L’emergenza siccità è tornata a riempire le pagine dei quotidiani nelle ultime settimane. Le immagini dei fiumi in secca e dei laghi svuotati hanno portato il governo a discutere di un decreto per gestire il problema. Tuttavia, forse si tratta di un’esagerazione.
Ad oggi la situazione non è grave, ma stiamo ancora soffrendo per la siccità dell’anno scorso“Ad oggi, non mi sento di dire che la situazione è grave”, ci spiega Massimiliano Zanet, ingegnere idraulico e direttore generale Consorzio di Bonifica Cellina-Meduna (Pordenone): “Ovviamente, se nei prossimi mesi, cioè quando nel nostro territorio ci sono le piene primaverili, non si verificheranno piogge allora la situazione sarà grave”. I dati di quest’anno sembrano essere piuttosto ordinari: “Per il Friuli Venezia-Giulia, febbraio è statisticamente il mese meno piovoso dell’anno; quindi, il fatto che nella nostra zona non stia piovendo non è per niente eccezionale.
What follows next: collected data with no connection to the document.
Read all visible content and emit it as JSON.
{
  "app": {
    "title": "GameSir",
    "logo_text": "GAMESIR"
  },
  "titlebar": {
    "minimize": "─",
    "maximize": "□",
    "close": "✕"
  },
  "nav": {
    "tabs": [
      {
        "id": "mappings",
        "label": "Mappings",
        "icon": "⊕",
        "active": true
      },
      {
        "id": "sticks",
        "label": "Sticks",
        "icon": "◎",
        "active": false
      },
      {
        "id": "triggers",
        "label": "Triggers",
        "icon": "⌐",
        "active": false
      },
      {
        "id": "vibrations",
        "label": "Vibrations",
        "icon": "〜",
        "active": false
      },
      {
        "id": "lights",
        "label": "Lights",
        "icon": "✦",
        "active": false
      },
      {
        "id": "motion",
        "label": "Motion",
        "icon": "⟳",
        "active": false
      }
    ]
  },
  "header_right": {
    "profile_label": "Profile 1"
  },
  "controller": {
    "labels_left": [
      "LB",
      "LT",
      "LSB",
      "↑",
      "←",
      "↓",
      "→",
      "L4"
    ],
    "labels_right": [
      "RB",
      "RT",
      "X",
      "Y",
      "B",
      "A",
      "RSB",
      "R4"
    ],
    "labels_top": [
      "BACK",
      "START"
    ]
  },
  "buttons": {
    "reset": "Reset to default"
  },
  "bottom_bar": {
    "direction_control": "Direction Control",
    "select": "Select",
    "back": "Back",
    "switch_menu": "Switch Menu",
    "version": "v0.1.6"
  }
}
Anzi, dal punto di vista delle precipitazioni, dicembre e gennaio sono risultati in linea con le medie climatiche”. Come ci racconta Zanet, stiamo ancora soffrendo per i danni causati dalla siccità dell’anno scorso: “È stata un unicum, la più grave degli ultimi trent’anni, e speriamo quindi rimanga un caso isolato”. Le falde acquifere sono rimaste danneggiate e, affinché si riprendano dal colpo dell’anno scorso, ci vorrà ancora del tempo in condizioni piovose normali: “Una situazione simile l’abbiamo vissuta nel 2003. Stando ai dati Osmer, in quel caso il regime delle acque sotterranee si è riequilibrato nei tre/quattro anni successivi”.
L’agricoltura ha sofferto molto l’anno scorso e il Consorzio, assieme agli agricoltori, ha dovuto prendere delle scelte: “Nella zona del torrente Meduna – ci spiega Zanet – siamo riusciti a bagnare con turnazioni ridotte fino al 15 di agosto. Al termine della stagione abbiamo eliminato alcune colture cerealicole per cercare di far tesoro della poca acqua che c’era, destinandola alle colture pluriennali come la vite e i frutteti”. La scelta di rinunciare ai cereali è dovuta al fatto che la semina avviene annualmente, mentre se si rovinassero piante come la vite comporterebbe un’enorme perdita di raccolti e, quindi, di soldi.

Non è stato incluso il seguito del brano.